Narrative Detours
Introduction: I want to make a detour
I want to make a detour of those lofty arid mountain ranges where one dies of thirst and cold, that "extra-temporal" history, that absolute of time and space where there exists neither man, beast, nor vegetation, where one goes crazy with loneliness, with language that is mere words, where everything is unhooked, ungeared, out of joint with the times. I want a world of men and women, of trees that do not talk (because there is too much talk in the world as it is!), of rivers that carry you to places, not rivers that are legends, but rivers that put you in touch with other men and women, with architecture, religion, plants, animals--rivers have boats on them and in which men drown, drown not in myth and legend and books and dust of the past, but in time and space and history.
Henry Miller, Tropic of Cancer
Few products of the self-styled "Revolution of the Word" of the 1920s and 1930s have proved more disturbing to our sense of what is or ought to be valued art than Tropic of Cancer (1934), Black Spring (1936), and Tropic of Capricorn (1939).[1] Other modernist novels, more radical and more conventional, move in and out of critical and public view, but for half a century Henry Miller's expatriate narratives have visibly marked the contentious boundary between "good" and "bad" art, "serious literature" and "popular fiction," "aesthetic creation" and "pornographic exploitation." Since he first appeared in the "twilight of the expatriates" as "the spokesman, par excellence, for the Left Bank," Miller has inspired the fervid efforts of advocates and adversaries seeking to establish his centrality to modern American literature and life, or to expunge him from literary and even popular imagination.[2] In neither direction have these partisan efforts succeeded.

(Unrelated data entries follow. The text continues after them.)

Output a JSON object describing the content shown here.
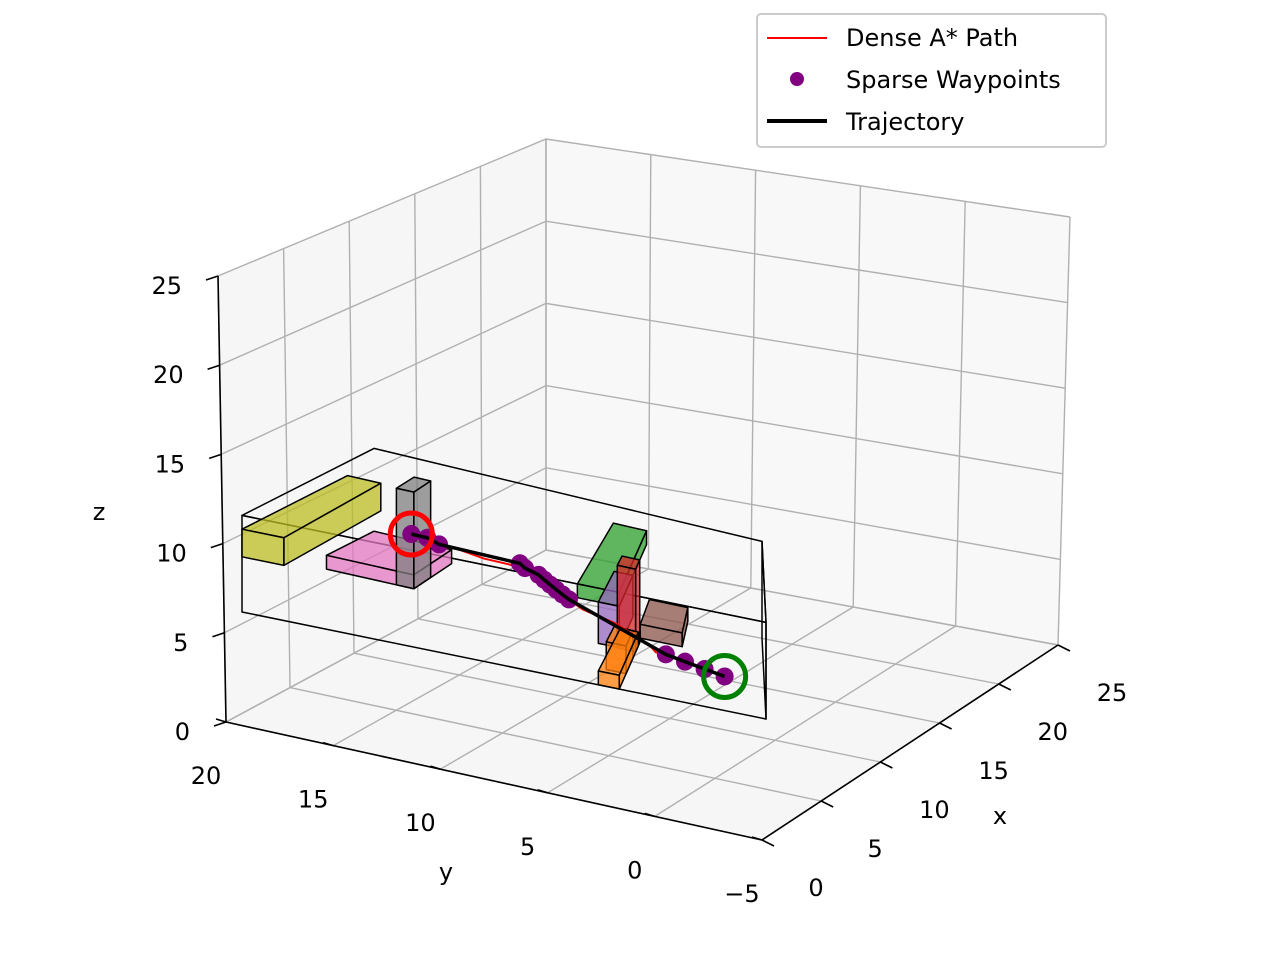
{
  "chart_data": {
    "type": "scatter",
    "projection": "3d",
    "xlabel": "x",
    "ylabel": "y",
    "zlabel": "z",
    "xlim": [
      0,
      25
    ],
    "ylim": [
      -5,
      20
    ],
    "zlim": [
      0,
      25
    ],
    "x_ticks": [
      "0",
      "5",
      "10",
      "15",
      "20",
      "25"
    ],
    "y_ticks": [
      "−5",
      "0",
      "5",
      "10",
      "15",
      "20"
    ],
    "z_ticks": [
      "0",
      "5",
      "10",
      "15",
      "20",
      "25"
    ],
    "grid": true,
    "legend_position": "top-right",
    "legend": [
      {
        "label": "Dense A* Path",
        "color": "#ff0000",
        "style": "line"
      },
      {
        "label": "Sparse Waypoints",
        "color": "#800080",
        "style": "marker"
      },
      {
        "label": "Trajectory",
        "color": "#000000",
        "style": "thick-line"
      }
    ],
    "series": [
      {
        "name": "Dense A* Path",
        "color": "#ff0000",
        "points": [
          [
            2,
            -3,
            2
          ],
          [
            3,
            -2,
            2
          ],
          [
            4,
            -1,
            2
          ],
          [
            5,
            0,
            2
          ],
          [
            5,
            0.5,
            2
          ],
          [
            7,
            1,
            2
          ],
          [
            9,
            2,
            2
          ],
          [
            11,
            3,
            2
          ],
          [
            13,
            5,
            2
          ],
          [
            15,
            6,
            2
          ],
          [
            17,
            7,
            2
          ],
          [
            19,
            8,
            2
          ],
          [
            21,
            10,
            2
          ],
          [
            21,
            12,
            2
          ],
          [
            22,
            14,
            2
          ],
          [
            22,
            15,
            2
          ],
          [
            22,
            16,
            2
          ],
          [
            23,
            17,
            2
          ]
        ]
      },
      {
        "name": "Sparse Waypoints",
        "color": "#800080",
        "points": [
          [
            2,
            -3,
            2
          ],
          [
            3,
            -2,
            2
          ],
          [
            4,
            -1,
            2
          ],
          [
            5,
            0,
            2
          ],
          [
            15,
            6,
            2
          ],
          [
            16,
            6.5,
            2
          ],
          [
            17,
            7,
            2
          ],
          [
            18,
            7.5,
            2
          ],
          [
            19,
            8,
            2
          ],
          [
            20,
            8.5,
            2
          ],
          [
            21,
            9.5,
            2
          ],
          [
            22,
            10,
            2
          ],
          [
            22,
            15,
            2
          ],
          [
            23,
            16,
            2
          ],
          [
            23,
            17,
            2
          ]
        ]
      },
      {
        "name": "Trajectory",
        "color": "#000000",
        "points": [
          [
            2,
            -3,
            2
          ],
          [
            3,
            -2,
            2
          ],
          [
            4,
            -1,
            2
          ],
          [
            5,
            0,
            2
          ],
          [
            15,
            6,
            2
          ],
          [
            16,
            6.5,
            2
          ],
          [
            17,
            7,
            2
          ],
          [
            18,
            7.5,
            2
          ],
          [
            19,
            8,
            2
          ],
          [
            20,
            8.5,
            2
          ],
          [
            21,
            9.5,
            2
          ],
          [
            22,
            10,
            2
          ],
          [
            22,
            15,
            2
          ],
          [
            23,
            16,
            2
          ],
          [
            23,
            17,
            2
          ]
        ]
      }
    ],
    "start": {
      "point": [
        2,
        -3,
        2
      ],
      "color": "#008000"
    },
    "goal": {
      "point": [
        23,
        17,
        2
      ],
      "color": "#ff0000"
    },
    "bounding_box": {
      "min": [
        0,
        -5,
        0
      ],
      "max": [
        25,
        20,
        7
      ]
    },
    "obstacles": [
      {
        "color": "#bcbd22",
        "min": [
          0,
          18,
          4
        ],
        "max": [
          20,
          20,
          6
        ]
      },
      {
        "color": "#e377c2",
        "min": [
          16,
          15,
          0
        ],
        "max": [
          25,
          20,
          1
        ]
      },
      {
        "color": "#7f7f7f",
        "min": [
          16,
          15,
          0
        ],
        "max": [
          20,
          16,
          7
        ]
      },
      {
        "color": "#2ca02c",
        "min": [
          0,
          2,
          6
        ],
        "max": [
          20,
          4,
          7
        ]
      },
      {
        "color": "#9467bd",
        "min": [
          0,
          2,
          3
        ],
        "max": [
          10,
          3,
          6
        ]
      },
      {
        "color": "#8c564b",
        "min": [
          0,
          -1,
          4
        ],
        "max": [
          8,
          1,
          5
        ]
      },
      {
        "color": "#d62728",
        "min": [
          12,
          2,
          0
        ],
        "max": [
          15,
          3,
          6
        ]
      },
      {
        "color": "#ff7f0e",
        "min": [
          5,
          2,
          0
        ],
        "max": [
          10,
          3,
          2
        ]
      },
      {
        "color": "#ff7f0e",
        "min": [
          0,
          2,
          0
        ],
        "max": [
          14,
          3,
          1
        ]
      }
    ]
  }
}
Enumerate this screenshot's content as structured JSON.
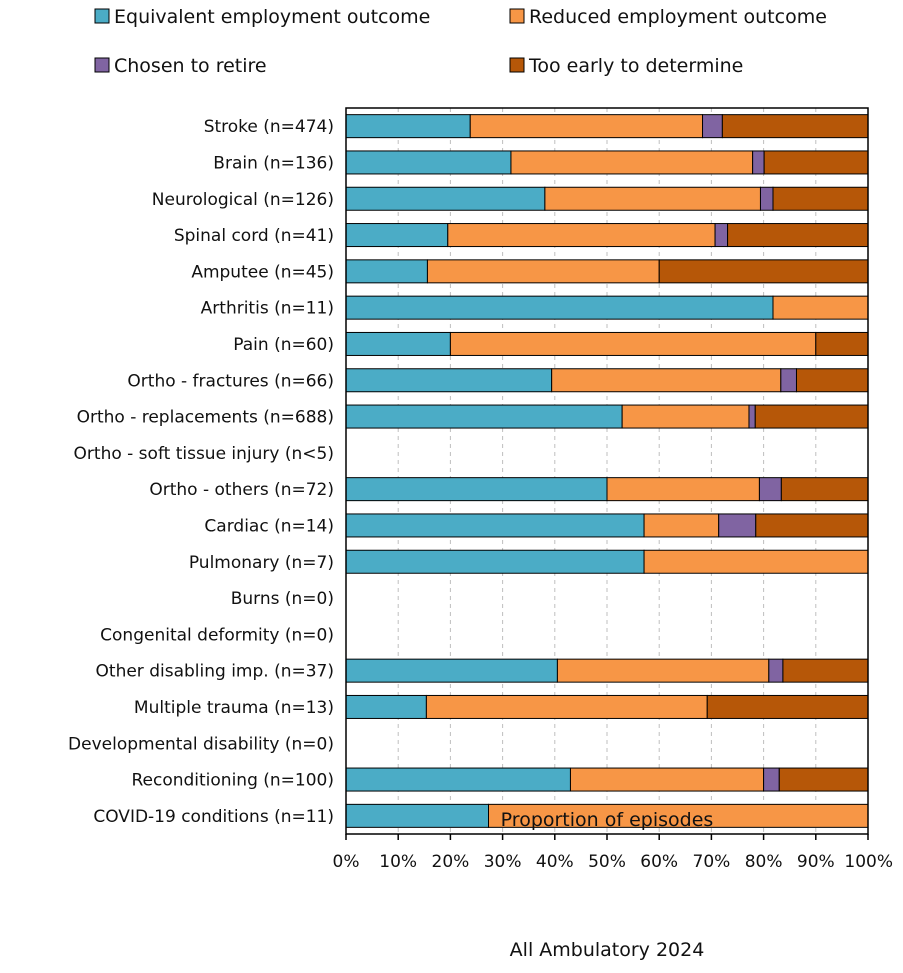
{
  "chart_data": {
    "type": "bar",
    "stacked": true,
    "orientation": "horizontal",
    "categories": [
      "Stroke (n=474)",
      "Brain (n=136)",
      "Neurological (n=126)",
      "Spinal cord (n=41)",
      "Amputee (n=45)",
      "Arthritis (n=11)",
      "Pain (n=60)",
      "Ortho - fractures (n=66)",
      "Ortho - replacements (n=688)",
      "Ortho - soft tissue injury (n<5)",
      "Ortho - others (n=72)",
      "Cardiac (n=14)",
      "Pulmonary (n=7)",
      "Burns (n=0)",
      "Congenital deformity (n=0)",
      "Other disabling imp. (n=37)",
      "Multiple trauma (n=13)",
      "Developmental disability (n=0)",
      "Reconditioning (n=100)",
      "COVID-19 conditions (n=11)"
    ],
    "series": [
      {
        "name": "Equivalent employment outcome",
        "color": "#4bacc6",
        "values": [
          23.8,
          31.6,
          38.1,
          19.5,
          15.6,
          81.8,
          20.0,
          39.4,
          52.9,
          0,
          50.0,
          57.1,
          57.1,
          0,
          0,
          40.5,
          15.4,
          0,
          43.0,
          27.3
        ]
      },
      {
        "name": "Reduced employment outcome",
        "color": "#f79646",
        "values": [
          44.5,
          46.3,
          41.3,
          51.2,
          44.4,
          18.2,
          70.0,
          43.9,
          24.3,
          0,
          29.2,
          14.3,
          42.9,
          0,
          0,
          40.5,
          53.8,
          0,
          37.0,
          72.7
        ]
      },
      {
        "name": "Chosen to retire",
        "color": "#8064a2",
        "values": [
          3.8,
          2.2,
          2.4,
          2.4,
          0,
          0,
          0,
          3.0,
          1.2,
          0,
          4.2,
          7.1,
          0,
          0,
          0,
          2.7,
          0,
          0,
          3.0,
          0
        ]
      },
      {
        "name": "Too early to determine",
        "color": "#b65708",
        "values": [
          27.9,
          19.9,
          18.2,
          26.9,
          40.0,
          0,
          10.0,
          13.7,
          21.6,
          0,
          16.6,
          21.5,
          0,
          0,
          0,
          16.3,
          30.8,
          0,
          17.0,
          0
        ]
      }
    ],
    "xlim": [
      0,
      100
    ],
    "xticks": [
      "0%",
      "10%",
      "20%",
      "30%",
      "40%",
      "50%",
      "60%",
      "70%",
      "80%",
      "90%",
      "100%"
    ],
    "xlabel": "Proportion of episodes",
    "footer": "All Ambulatory 2024",
    "legend_position": "top",
    "grid": "vertical dashed"
  }
}
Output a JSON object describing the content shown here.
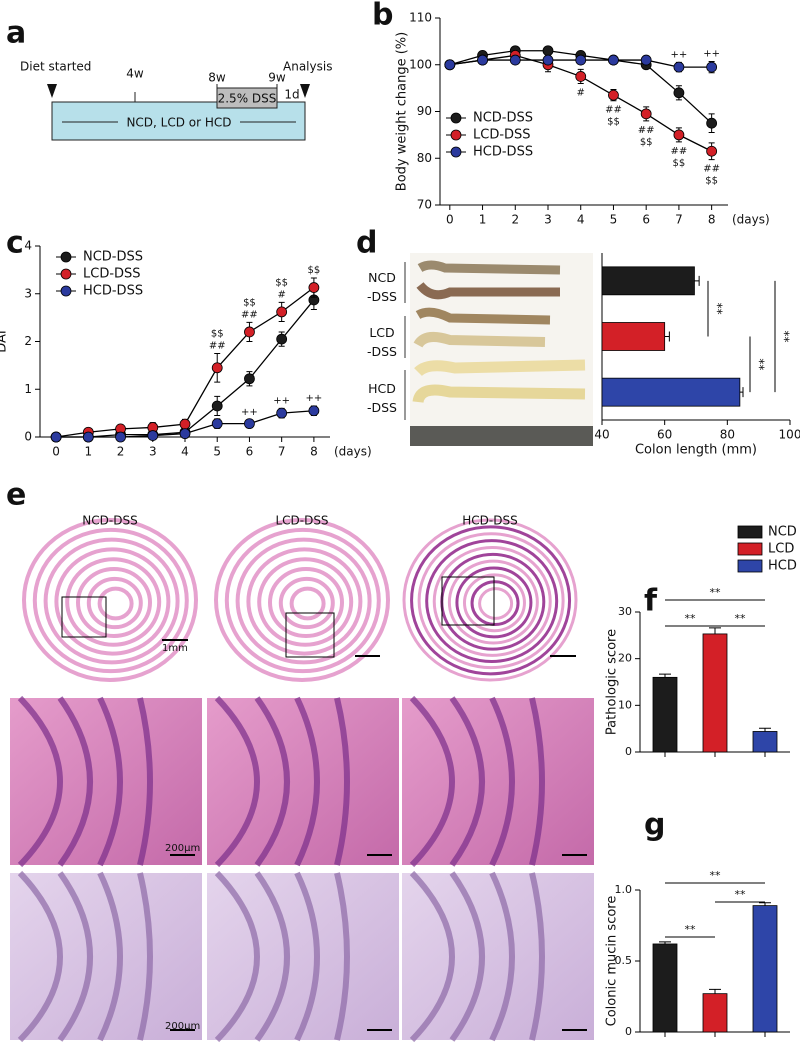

Miller's work continues to sell, influence contemporary fiction, and provoke violent debate whenever raised. Instead of settling the "Miller question," the debate over Miller's place in American letters has complicated and raised the stakes of an "answer." Feminists, from Kate Millet to Catharine MacKinnon, have joined in improbable alliance with Miller's partisans in impugning the methods and motives of those who would hold Miller at a tasteful distance from the literary tradition.[3] Attempts to strike a more dispassionate critical balance between the claims of Miller's friends and foes have proved inadequate, mixing hot and cold to produce the kind of lukewarm "assessment" that gives academic criticism the reputation of irrelevance: no one can read very far into Tropic of Cancer, Black Spring or Tropic of Capricorn without realizing that an "open mind" is the most inappropriate of responses. Miller emerged with a generation of writers who cultivated controversy as a sign of success in challenging established literary canons; almost alone he has remained controversial, in good conscience neither acceptable nor dismissible. Through five decades of criticism the refrain runs, "This fellow can write: but[....]"[4]
The debate over Miller's proper place inside or outside our mainstream literary tradition has obscured the more intriguing historical questions posed by the ambiguous position he already occupies and has occupied since the 1930s. Miller has been that most paradoxical of literary creatures, a "minor writer" with "major relevance" (Kingsley Widmer), a writer whose works are critically devalued and politically denounced, but whose influence upon urban American writing from the Beats of the fifties to the New Journalism of the seventies and eighties is as pronounced as Faulkner's upon southern and rural fiction.[5] I propose to explore the phenomenon of Miller's ambiguous status. How has the modern literary tradition been constructed that a manifestly serious and influential novelist can be both "minor" and "major," without and within, at the same time? What is it about Tropic of Cancer, Black Spring, and Tropic of Capricorn that has made them the object of a fifty-year open debate over literary and cultural values--continuing even as literary criticism parted company with that magisterial arbiter of taste, the gentleman scholar, in order to immerse itself in technical, linguistic and philosophic questions of textual hermeneutics?